In Swamp v. Kennedy, 950 F.2d 383 (7th Cir.1991), the Labor-Farm Party, a minor party, sought to place the name of Douglas La Follette on its primary ballot for Secretary of State of Wisconsin. However, La Follette, a lifelong Democrat, had already filed for the same office on the primary ballot of the Democratic Party. A Wisconsin statute provided that a candidate could not run in more than one party primary at the same time, so the nomination papers filed by the Labor-Farm Party were rejected. Swamp, a member of the Labor-Farm Party, and the Party filed an action seeking injunctive relief and making the familiar argument that the statutory ban unconstitutionally infringed on its rights of free speech and association. The district court denied the motion for injunctive relief and the Court of Appeals affirmed.

The Indiana statutes do not limit plaintiffs right to run in the general election; they only require him to select which party’s standard he chooses to run on (or permit the Clerk to do it in the event of his default). Judging from the results of past elections in Indiana, he would have a much greater chance of being elected if he ran as the candidate of the Republican Party. In failing to make such election, knowing that the Clerk would be required to do as she did, he chose to present himself as the candidate of the Libertarian Party. So be it. If he had run as a Republican, he could nevertheless have exercised his right of free speech by campaigning on issues favored by the Libertarians, just as he may now argue such issues — and throw in his support of whatever Republican issues he believes in, if any. We find that he has lost nothing.

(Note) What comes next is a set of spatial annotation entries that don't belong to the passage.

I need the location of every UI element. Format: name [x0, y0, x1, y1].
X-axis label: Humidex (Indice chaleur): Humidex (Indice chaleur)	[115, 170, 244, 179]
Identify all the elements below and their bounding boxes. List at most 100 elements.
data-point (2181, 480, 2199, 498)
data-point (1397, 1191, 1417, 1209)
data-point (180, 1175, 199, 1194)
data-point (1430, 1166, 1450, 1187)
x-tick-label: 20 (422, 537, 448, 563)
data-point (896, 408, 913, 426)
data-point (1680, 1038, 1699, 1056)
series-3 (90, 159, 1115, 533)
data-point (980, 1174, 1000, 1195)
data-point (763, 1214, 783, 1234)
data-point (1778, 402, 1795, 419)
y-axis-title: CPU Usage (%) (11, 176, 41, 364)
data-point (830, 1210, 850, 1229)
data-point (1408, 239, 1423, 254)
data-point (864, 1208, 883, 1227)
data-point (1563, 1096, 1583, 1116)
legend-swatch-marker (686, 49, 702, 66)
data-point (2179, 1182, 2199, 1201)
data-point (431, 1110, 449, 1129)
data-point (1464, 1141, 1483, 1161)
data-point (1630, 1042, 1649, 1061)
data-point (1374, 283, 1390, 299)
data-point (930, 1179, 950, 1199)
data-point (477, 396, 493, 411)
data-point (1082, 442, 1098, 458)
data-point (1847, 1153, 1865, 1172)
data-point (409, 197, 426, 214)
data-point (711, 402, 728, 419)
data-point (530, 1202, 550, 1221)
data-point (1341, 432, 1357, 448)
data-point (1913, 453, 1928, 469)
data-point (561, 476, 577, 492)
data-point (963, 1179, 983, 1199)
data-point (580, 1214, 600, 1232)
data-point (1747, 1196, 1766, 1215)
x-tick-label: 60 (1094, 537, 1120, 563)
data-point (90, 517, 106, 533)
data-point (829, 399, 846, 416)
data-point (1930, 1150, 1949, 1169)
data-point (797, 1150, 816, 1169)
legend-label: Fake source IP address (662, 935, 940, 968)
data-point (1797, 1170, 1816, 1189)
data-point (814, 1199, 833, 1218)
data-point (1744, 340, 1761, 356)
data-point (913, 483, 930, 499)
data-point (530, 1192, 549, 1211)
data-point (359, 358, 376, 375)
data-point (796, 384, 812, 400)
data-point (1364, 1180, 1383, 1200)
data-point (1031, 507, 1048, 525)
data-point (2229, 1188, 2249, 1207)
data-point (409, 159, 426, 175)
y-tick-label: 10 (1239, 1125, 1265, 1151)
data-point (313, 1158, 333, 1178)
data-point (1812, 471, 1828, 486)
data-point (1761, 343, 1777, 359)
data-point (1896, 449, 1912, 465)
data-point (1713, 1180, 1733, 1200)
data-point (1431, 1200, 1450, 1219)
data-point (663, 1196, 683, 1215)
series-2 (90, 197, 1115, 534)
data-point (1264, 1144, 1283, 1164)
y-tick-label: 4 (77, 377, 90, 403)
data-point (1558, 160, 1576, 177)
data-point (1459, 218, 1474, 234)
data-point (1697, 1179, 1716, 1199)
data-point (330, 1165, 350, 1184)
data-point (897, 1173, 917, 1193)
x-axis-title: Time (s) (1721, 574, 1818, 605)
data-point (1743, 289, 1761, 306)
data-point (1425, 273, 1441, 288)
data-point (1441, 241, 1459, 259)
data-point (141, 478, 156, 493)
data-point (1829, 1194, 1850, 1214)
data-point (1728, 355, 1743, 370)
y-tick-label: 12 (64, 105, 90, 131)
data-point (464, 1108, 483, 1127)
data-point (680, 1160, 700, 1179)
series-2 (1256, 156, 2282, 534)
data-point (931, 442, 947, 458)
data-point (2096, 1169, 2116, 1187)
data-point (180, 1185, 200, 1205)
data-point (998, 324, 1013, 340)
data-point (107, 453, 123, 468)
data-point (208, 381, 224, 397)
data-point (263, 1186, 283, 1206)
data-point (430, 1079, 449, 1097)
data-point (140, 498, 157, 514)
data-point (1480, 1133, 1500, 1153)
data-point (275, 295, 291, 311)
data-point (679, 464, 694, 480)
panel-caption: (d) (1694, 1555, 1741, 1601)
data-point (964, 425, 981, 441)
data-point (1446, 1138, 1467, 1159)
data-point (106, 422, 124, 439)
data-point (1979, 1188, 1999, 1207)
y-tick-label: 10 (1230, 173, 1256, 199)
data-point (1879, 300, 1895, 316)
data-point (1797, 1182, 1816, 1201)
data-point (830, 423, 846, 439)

On the other hand, the Swamp court, recognizing that the Wisconsin statute limited the involuntary fusion of political parties, held that maintaining a stable political system is a compelling State interest, and that States may regulate elections to ensure that some sort of order accompanies the democratic process, citing Storer v. Brown, 415 U.S. 724, 736, 94 S.Ct. 1274, 1282, 39 L.Ed.2d 714 (1974). The Wisconsin statute was upheld for this reason, among others, including avoiding voter confusion.

We find that the statutes in question do not burden any rights of plaintiff protected by the First or Fourteenth Amendments, and to the extent that argument may be made to the contrary the statutes, in any event, are justified by Indiana’s interest in maintaining a stable, confusion-free political system. We further find that plaintiff will not be irreparably harmed if the injunction is not granted, that he has no reasonable likelihood of success on the merits, and that the *1043granting of the injunction would disserve the public interest in that it would require the State of Indiana, against its will as expressed in the statutes in question, to permit involuntary fusion in its elections.

The application for a preliminary injunction is denied.